In a recent security alert, the team behind the popular open-source tool curl has announced the release of fixes for two vulnerabilities: CVE-2023-38545 and CVE-2023-38546.
Today’s release marks a crucial step in addressing these security concerns. Curl, a command-line tool for data transfer supporting various network protocols, plays a vital role in countless applications, with over 20 billion installations worldwide. Its underlying library, libcurl, also serves as a backbone for web-aware applications, making it an essential component of the internet ecosystem.
The high-severity vulnerability, CVE-2023-38545, affects both curl and libcurl, potentially allowing a heap buffer overflow in the SOCKS5 proxy handshake. This flaw could be exploited under specific conditions and poses a significant security risk.
The low-severity CVE-2023-38546, on the other hand, pertains to a cookie injection issue within libcurl, offering attackers the ability to insert cookies into a running program.

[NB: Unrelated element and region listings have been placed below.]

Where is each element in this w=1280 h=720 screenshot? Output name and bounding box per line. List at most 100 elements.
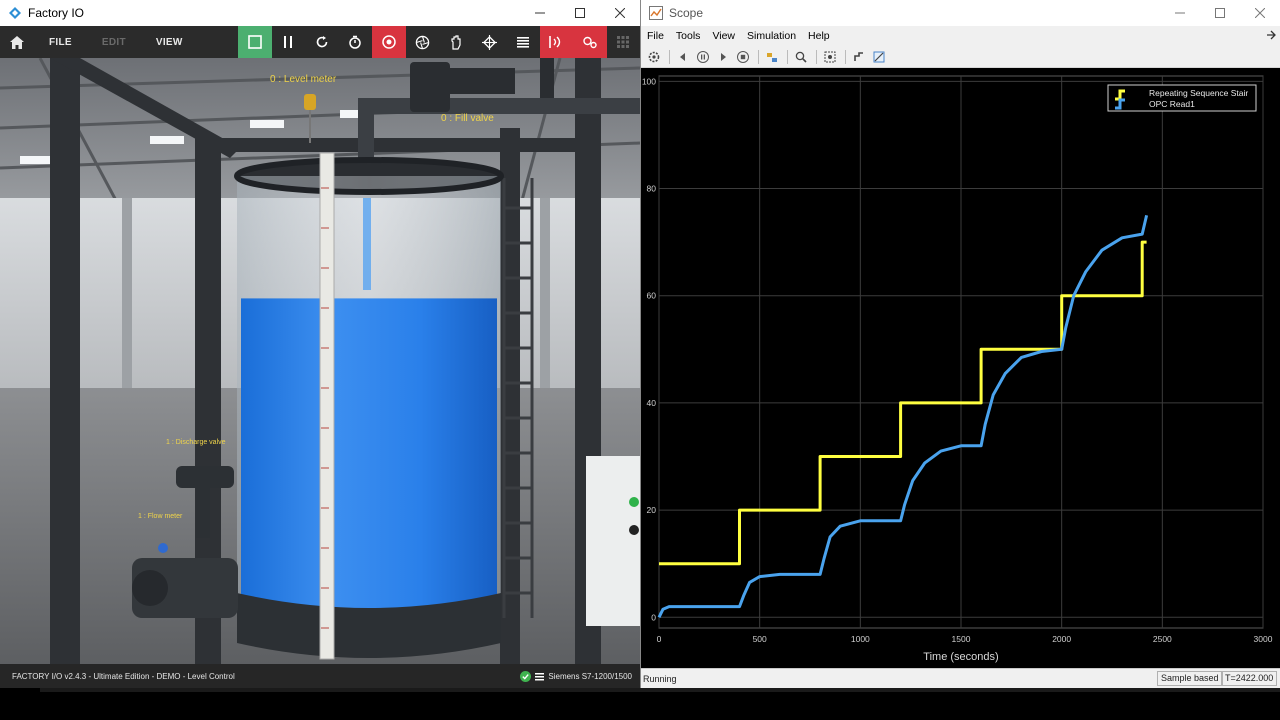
legend-label-opc: OPC Read1: [1149, 99, 1195, 109]
zoom-icon[interactable]: [794, 50, 808, 64]
drivers-button[interactable]: [539, 26, 573, 58]
x-axis-label: Time (seconds): [923, 651, 998, 663]
reset-icon: [316, 36, 328, 48]
pause-icon: [284, 36, 293, 48]
taskbar: [0, 688, 1280, 720]
factory-io-app-icon: [9, 7, 21, 19]
y-tick-label: 60: [647, 291, 657, 301]
legend-label-stair: Repeating Sequence Stair: [1149, 88, 1248, 98]
signal-icon: [549, 36, 561, 48]
factory-io-window-title: Factory IO: [28, 6, 85, 20]
scope-window-title: Scope: [669, 6, 704, 20]
factory-scene-viewport[interactable]: 0 : Level meter 0 : Fill valve 1 : Disch…: [0, 58, 640, 664]
stopwatch-icon: [349, 35, 361, 49]
factory-io-toolbar: [238, 26, 640, 58]
close-button[interactable]: [600, 0, 640, 26]
home-button[interactable]: [0, 26, 34, 58]
x-tick-label: 3000: [1254, 634, 1273, 644]
scope-titlebar[interactable]: Scope: [641, 0, 1280, 26]
simulation-status-text: Running: [643, 673, 677, 684]
y-tick-label: 80: [647, 184, 657, 194]
home-icon: [10, 35, 24, 49]
dock-arrow-icon[interactable]: [1260, 30, 1280, 43]
pause-button[interactable]: [271, 26, 305, 58]
grid-icon: [617, 36, 630, 48]
close-icon: [1255, 8, 1265, 18]
scope-maximize-button[interactable]: [1200, 0, 1240, 26]
fill-stream: [363, 198, 371, 290]
reset-button[interactable]: [305, 26, 339, 58]
camera-orbit-button[interactable]: [372, 26, 406, 58]
stop-icon[interactable]: [736, 50, 750, 64]
list-button[interactable]: [506, 26, 540, 58]
factory-io-version-text: FACTORY I/O v2.4.3 - Ultimate Edition - …: [12, 671, 235, 681]
scope-plot-area[interactable]: 0 500 1000 1500 2000 2500 3000 0 20 40 60 80 100 Tim…: [641, 68, 1280, 668]
legend: Repeating Sequence Stair OPC Read1: [1107, 84, 1257, 112]
label-discharge-valve: 1 : Discharge valve: [166, 439, 226, 446]
scope-app-icon: [649, 6, 663, 20]
scope-menu-simulation[interactable]: Simulation: [741, 30, 802, 42]
close-icon: [615, 8, 625, 18]
label-level-meter: 0 : Level meter: [270, 74, 337, 85]
connect-button[interactable]: [573, 26, 607, 58]
x-tick-label: 1500: [952, 634, 971, 644]
menu-file[interactable]: FILE: [34, 37, 87, 48]
highlight-block-icon[interactable]: [765, 50, 779, 64]
fit-to-view-icon[interactable]: [823, 50, 837, 64]
cursor-measurements-icon[interactable]: [872, 50, 886, 64]
minimize-button[interactable]: [520, 0, 560, 26]
x-tick-label: 500: [753, 634, 767, 644]
y-tick-label: 0: [651, 612, 656, 622]
x-tick-label: 2500: [1153, 634, 1172, 644]
connected-check-icon: [520, 670, 532, 682]
gears-icon: [583, 36, 597, 49]
control-box: [586, 456, 640, 626]
minimize-icon: [1175, 12, 1185, 14]
scope-toolbar: [641, 46, 1280, 68]
scope-close-button[interactable]: [1240, 0, 1280, 26]
label-flow-meter: 1 : Flow meter: [138, 513, 183, 520]
scope-statusbar: Running Sample based T=2422.000: [641, 668, 1280, 688]
timer-button[interactable]: [338, 26, 372, 58]
taskbar-strip: [40, 688, 1280, 692]
aperture-icon: [415, 35, 429, 49]
x-tick-label: 0: [657, 634, 662, 644]
x-tick-label: 1000: [851, 634, 870, 644]
menu-view[interactable]: VIEW: [141, 37, 198, 48]
square-icon: [247, 35, 262, 49]
sample-mode-text: Sample based: [1157, 671, 1223, 686]
desktop: Factory IO FILE EDIT VIEW 0: Level mete…: [0, 0, 1280, 720]
pause-icon[interactable]: [696, 50, 710, 64]
minimize-icon: [535, 12, 545, 14]
factory-io-titlebar[interactable]: Factory IO: [0, 0, 640, 26]
target-button[interactable]: [472, 26, 506, 58]
scope-menu-file[interactable]: File: [641, 30, 670, 42]
y-tick-label: 40: [647, 398, 657, 408]
edit-mode-button[interactable]: [238, 26, 272, 58]
aperture-button[interactable]: [405, 26, 439, 58]
plc-driver-text[interactable]: Siemens S7-1200/1500: [548, 672, 632, 681]
grid-button[interactable]: [606, 26, 640, 58]
step-forward-icon[interactable]: [716, 50, 730, 64]
scope-window: Scope File Tools View Simulation Help 0 …: [640, 0, 1280, 688]
maximize-button[interactable]: [560, 0, 600, 26]
scope-menu-help[interactable]: Help: [802, 30, 836, 42]
time-readout-text: T=2422.000: [1221, 671, 1278, 686]
step-back-icon[interactable]: [676, 50, 690, 64]
scope-menu-view[interactable]: View: [706, 30, 741, 42]
maximize-icon: [575, 8, 585, 18]
y-tick-label: 100: [642, 76, 656, 86]
list-icon: [516, 37, 529, 48]
scope-menu-tools[interactable]: Tools: [670, 30, 707, 42]
label-fill-valve: 0 : Fill valve: [441, 113, 494, 124]
orbit-icon: [382, 35, 396, 49]
triggers-icon[interactable]: [852, 50, 866, 64]
scope-menubar: File Tools View Simulation Help: [641, 26, 1280, 46]
scope-minimize-button[interactable]: [1160, 0, 1200, 26]
menu-edit[interactable]: EDIT: [87, 37, 141, 48]
hand-tool-button[interactable]: [439, 26, 473, 58]
maximize-icon: [1215, 8, 1225, 18]
hand-icon: [451, 34, 461, 50]
tank: [234, 157, 504, 658]
settings-gear-icon[interactable]: [647, 50, 661, 64]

“Attackers may integrate such vulnerabilities into automated tools, malware and bots, enabling automatic exploitation across various systems and applications,” explained Saeed Abbasi, manager of vulnerability and threat research at Qualys.
“While the exploitation involves using a slow SOCKS5 handshake and a specifically crafted URL, it’s conceivable that the technical barrier might not be excessively high for attackers with a certain level of expertise.”

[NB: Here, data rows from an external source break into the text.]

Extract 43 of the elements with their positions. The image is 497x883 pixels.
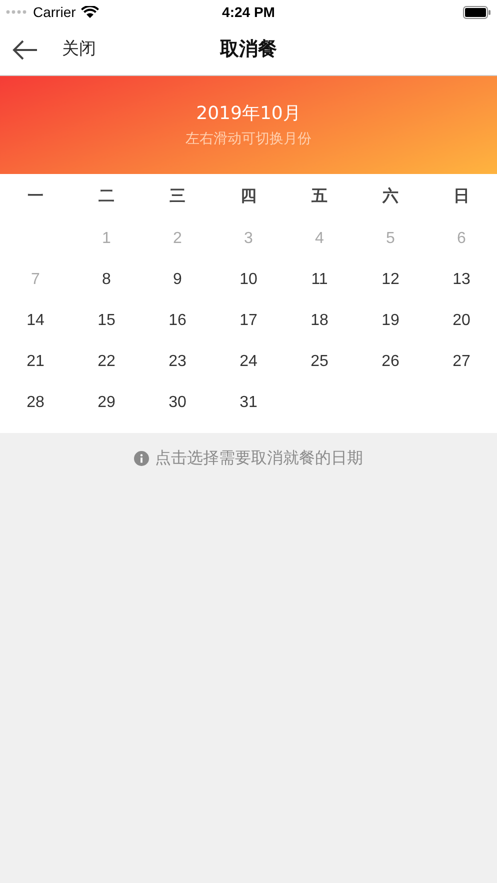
calendar-day[interactable]: 31 [240, 390, 258, 414]
instruction-hint: 点击选择需要取消就餐的日期 [155, 447, 363, 469]
weekday-label: 六 [382, 185, 398, 207]
calendar-day[interactable]: 18 [310, 308, 328, 332]
carrier-name: Carrier [33, 2, 76, 22]
calendar-day[interactable]: 11 [311, 268, 328, 292]
calendar-day[interactable]: 21 [26, 350, 44, 374]
calendar-day[interactable]: 17 [240, 308, 258, 332]
calendar-day[interactable]: 19 [382, 308, 400, 332]
calendar-day[interactable]: 13 [452, 268, 470, 292]
calendar-day[interactable]: 16 [168, 308, 186, 332]
calendar-day[interactable]: 23 [168, 350, 186, 374]
calendar-day[interactable]: 26 [382, 350, 400, 374]
calendar-day[interactable]: 22 [98, 350, 116, 374]
signal-icon [6, 10, 28, 14]
weekday-label: 三 [170, 185, 186, 207]
close-button[interactable]: 关闭 [62, 36, 96, 62]
calendar-day[interactable]: 14 [26, 308, 44, 332]
calendar-day[interactable]: 9 [173, 268, 182, 292]
wifi-icon [80, 6, 99, 18]
month-title: 2019年10月 [196, 102, 301, 126]
calendar-day[interactable]: 25 [310, 350, 328, 374]
battery-icon [463, 6, 491, 18]
calendar-day[interactable]: 10 [240, 268, 258, 292]
calendar-day[interactable]: 28 [26, 390, 44, 414]
weekday-label: 二 [98, 185, 114, 207]
calendar-day[interactable]: 15 [98, 308, 116, 332]
calendar-day[interactable]: 20 [452, 308, 470, 332]
status-time: 4:24 PM [222, 2, 275, 22]
calendar-day[interactable]: 29 [98, 390, 116, 414]
weekday-label: 四 [240, 185, 256, 207]
weekday-label: 五 [312, 185, 328, 207]
calendar-day[interactable]: 12 [382, 268, 400, 292]
weekday-label: 一 [28, 185, 44, 207]
info-icon [134, 450, 149, 466]
calendar-day[interactable]: 27 [452, 350, 470, 374]
page-title: 取消餐 [220, 37, 277, 62]
calendar-day[interactable]: 8 [102, 268, 111, 292]
calendar-day[interactable]: 30 [168, 390, 186, 414]
back-arrow-icon [12, 40, 38, 60]
calendar-day[interactable]: 24 [240, 350, 258, 374]
swipe-hint: 左右滑动可切换月份 [186, 130, 312, 149]
weekday-label: 日 [454, 185, 470, 207]
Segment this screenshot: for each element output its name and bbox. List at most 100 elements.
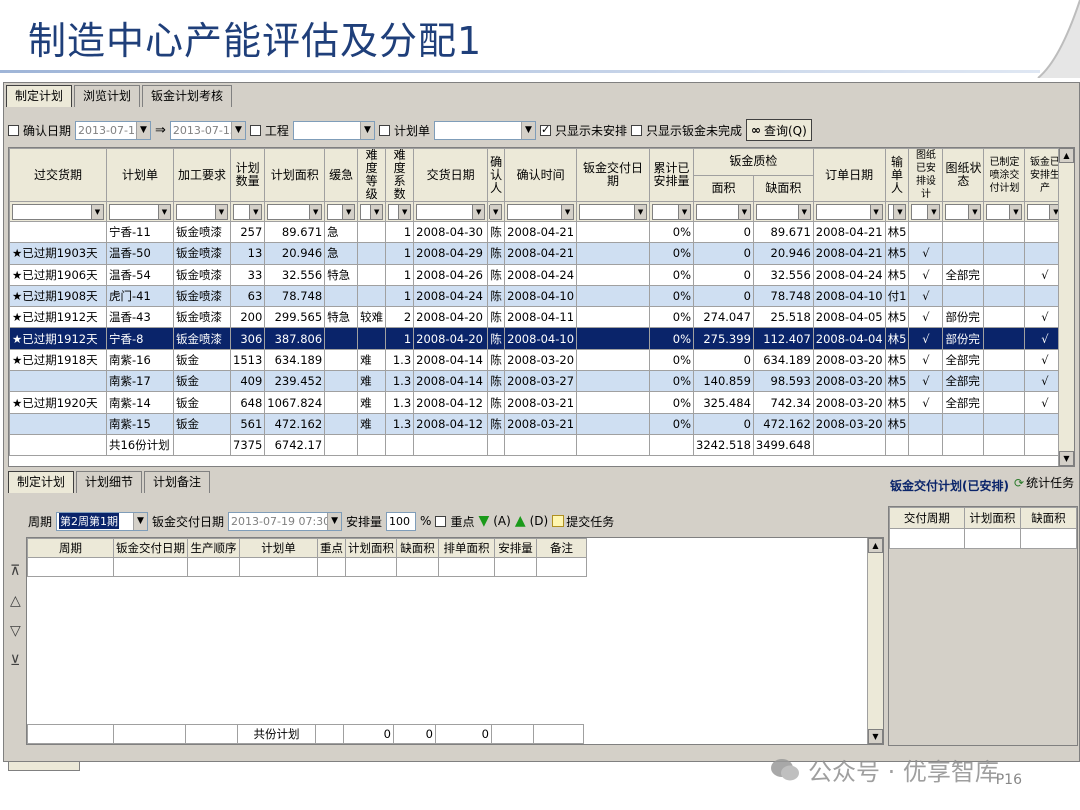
col-header[interactable]: 缺面积	[1019, 507, 1078, 529]
column-filter-dropdown[interactable]	[579, 203, 648, 220]
col-header[interactable]: 确认时间	[504, 148, 578, 202]
project-select[interactable]: ▼	[292, 120, 375, 140]
tab-browse-plan[interactable]: 浏览计划	[74, 85, 141, 107]
col-header[interactable]: 计划数量	[229, 148, 266, 202]
confirm-date-checkbox[interactable]	[8, 124, 19, 136]
col-header[interactable]: 累计已安排量	[649, 148, 695, 202]
col-header[interactable]: 重点	[317, 538, 346, 558]
col-header[interactable]: 缓急	[324, 148, 359, 202]
period-select[interactable]: 第2周第1期 ▼	[56, 511, 149, 531]
column-filter-dropdown[interactable]	[327, 203, 356, 220]
date-from-picker[interactable]: 2013-07-15 ▼	[75, 120, 152, 140]
delivery-empty-row[interactable]	[889, 528, 1078, 549]
quantity-input[interactable]: 100	[386, 511, 417, 531]
move-bottom-icon[interactable]: ⊻	[10, 653, 21, 669]
col-header[interactable]: 难度等级	[357, 148, 387, 202]
column-filter-dropdown[interactable]	[887, 203, 907, 220]
table-row[interactable]: ★已过期1908天 虎门-41 钣金喷漆 63 78.748 1 2008-04-24 陈 20…	[9, 284, 1066, 308]
scroll-up-icon[interactable]: ▲	[1059, 148, 1074, 163]
column-filter-dropdown[interactable]	[176, 203, 228, 220]
status-tab[interactable]	[8, 761, 80, 771]
only-unscheduled-checkbox[interactable]	[539, 123, 551, 136]
column-filter-dropdown[interactable]	[911, 203, 941, 220]
column-filter-dropdown[interactable]	[652, 203, 692, 220]
project-checkbox[interactable]	[249, 124, 261, 136]
column-filter-dropdown[interactable]	[507, 203, 575, 220]
table-row[interactable]: ★已过期1912天 宁香-8 钣金喷漆 306 387.806 1 2008-04-20 陈 2…	[9, 327, 1066, 350]
query-button[interactable]: ∞ 查询(Q)	[745, 119, 812, 141]
col-header[interactable]: 生产顺序	[187, 538, 240, 558]
column-filter-dropdown[interactable]	[815, 203, 883, 220]
column-filter-dropdown[interactable]	[986, 203, 1023, 220]
tab-plan-review[interactable]: 钣金计划考核	[142, 85, 233, 107]
submit-task-button[interactable]: 提交任务	[552, 513, 614, 530]
column-filter-dropdown[interactable]	[267, 203, 323, 220]
col-header[interactable]: 钣金交付日期	[576, 148, 651, 202]
col-header[interactable]: 交付周期	[889, 507, 965, 529]
plan-no-checkbox[interactable]	[378, 124, 390, 136]
table-row[interactable]: ★已过期1918天 南紫-16 钣金 1513 634.189 难 1.3 2008-04-1…	[9, 348, 1066, 372]
schedule-grid-scrollbar[interactable]: ▲ ▼	[867, 538, 883, 744]
col-header[interactable]: 图纸状态	[942, 148, 985, 202]
tab-plan-notes[interactable]: 计划备注	[144, 471, 211, 493]
col-header[interactable]: 计划单	[106, 148, 174, 202]
key-checkbox[interactable]	[435, 515, 447, 527]
column-filter-dropdown[interactable]	[233, 203, 263, 220]
col-header[interactable]: 计划面积	[264, 148, 326, 202]
column-filter-dropdown[interactable]	[696, 203, 751, 220]
col-header[interactable]: 计划面积	[963, 507, 1021, 529]
tab-make-plan[interactable]: 制定计划	[6, 85, 73, 107]
move-up-row-icon[interactable]: △	[10, 593, 21, 609]
col-header[interactable]: 确认人	[487, 148, 506, 202]
delivery-date-picker[interactable]: 2013-07-19 07:30 ▼	[228, 511, 343, 531]
stat-task-button[interactable]: ⟳ 统计任务	[1014, 474, 1074, 491]
column-filter-dropdown[interactable]	[416, 203, 486, 220]
schedule-empty-row[interactable]	[27, 557, 587, 577]
table-row[interactable]: 宁香-11 钣金喷漆 257 89.671 急 1 2008-04-30 陈 2008-04-2…	[9, 220, 1066, 244]
col-header[interactable]: 订单日期	[812, 148, 886, 202]
move-top-icon[interactable]: ⊼	[10, 563, 21, 579]
column-filter-dropdown[interactable]	[388, 203, 412, 220]
col-header[interactable]: 计划单	[239, 538, 318, 558]
column-filter-dropdown[interactable]	[360, 203, 384, 220]
col-header[interactable]: 难度系数	[385, 148, 415, 202]
move-down-row-icon[interactable]: ▽	[10, 623, 21, 639]
scroll-down-icon[interactable]: ▼	[1059, 451, 1074, 466]
col-header[interactable]: 周期	[27, 538, 114, 558]
col-header[interactable]: 安排量	[494, 538, 537, 558]
only-unfinished-checkbox[interactable]	[630, 124, 642, 136]
col-header[interactable]: 已制定喷涂交付计划	[983, 148, 1026, 202]
plan-no-select[interactable]: ▼	[433, 120, 536, 140]
col-header[interactable]: 备注	[536, 538, 587, 558]
table-row[interactable]: 南紫-17 钣金 409 239.452 难 1.3 2008-04-14 陈 2008-03-…	[9, 370, 1066, 393]
col-header[interactable]: 图纸已安排设计	[908, 148, 944, 202]
scroll-up-icon[interactable]: ▲	[868, 538, 883, 553]
column-filter-dropdown[interactable]	[755, 203, 811, 220]
table-row[interactable]: 南紫-15 钣金 561 472.162 难 1.3 2008-04-12 陈 2008-03-…	[9, 412, 1066, 435]
date-to-picker[interactable]: 2013-07-15 ▼	[169, 120, 246, 140]
column-filter-dropdown[interactable]	[109, 203, 171, 220]
col-header[interactable]: 钣金交付日期	[113, 538, 188, 558]
tab-plan-detail[interactable]: 计划细节	[76, 471, 143, 493]
col-header[interactable]: 过交货期	[9, 148, 107, 202]
col-header[interactable]: 缺面积	[752, 174, 814, 202]
col-header[interactable]: 加工要求	[173, 148, 231, 202]
move-up-label[interactable]: (D)	[530, 514, 549, 528]
table-row[interactable]: ★已过期1906天 温香-54 钣金喷漆 33 32.556 特急 1 2008-04-26 陈…	[9, 263, 1066, 286]
table-row[interactable]: ★已过期1903天 温香-50 钣金喷漆 13 20.946 急 1 2008-04-29 陈 2…	[9, 242, 1066, 265]
plan-grid-scrollbar[interactable]: ▲ ▼	[1058, 148, 1074, 466]
tab-detail-make-plan[interactable]: 制定计划	[8, 471, 75, 493]
table-row[interactable]: ★已过期1912天 温香-43 钣金喷漆 200 299.565 特急 较难 2 2008-04…	[9, 306, 1066, 329]
col-header[interactable]: 面积	[693, 174, 754, 202]
move-up-icon[interactable]: ▲	[515, 513, 526, 529]
move-down-icon[interactable]: ▼	[478, 513, 489, 529]
col-header[interactable]: 计划面积	[345, 538, 397, 558]
table-row[interactable]: ★已过期1920天 南紫-14 钣金 648 1067.824 难 1.3 2008-04-1…	[9, 391, 1066, 414]
move-down-label[interactable]: (A)	[493, 514, 511, 528]
col-header[interactable]: 交货日期	[413, 148, 489, 202]
col-header[interactable]: 输单人	[884, 148, 910, 202]
col-header[interactable]: 缺面积	[396, 538, 439, 558]
column-filter-dropdown[interactable]	[489, 203, 503, 220]
column-filter-dropdown[interactable]	[12, 203, 104, 220]
scroll-down-icon[interactable]: ▼	[868, 729, 883, 744]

The release of curl 8.4.0 aims to address these vulnerabilities, primarily focusing on CVE-2023-38545. This update ensures that curl no longer switches to local resolve mode if a hostname is too long, thus mitigating the risk of heap buffer overflows.
Abbasi wrote in the Qualys blog last week, recommending that organizations urgently inventory and scan their systems that use curl and libcurl to identify potentially vulnerable versions.
“Organizations must act swiftly to inventory, scan, and update all systems utilizing curl and libcurl,” he warned.
“In particular, the gravity of the high-severity vulnerability mandates immediate and cautious attention to safeguarding interconnected and web-aware applications, ensuring the rich data transfer functionality curl and libcurl provide remain unimpaired and secure.”
Now that patches for these flaws are available, companies should update promptly to secure their systems.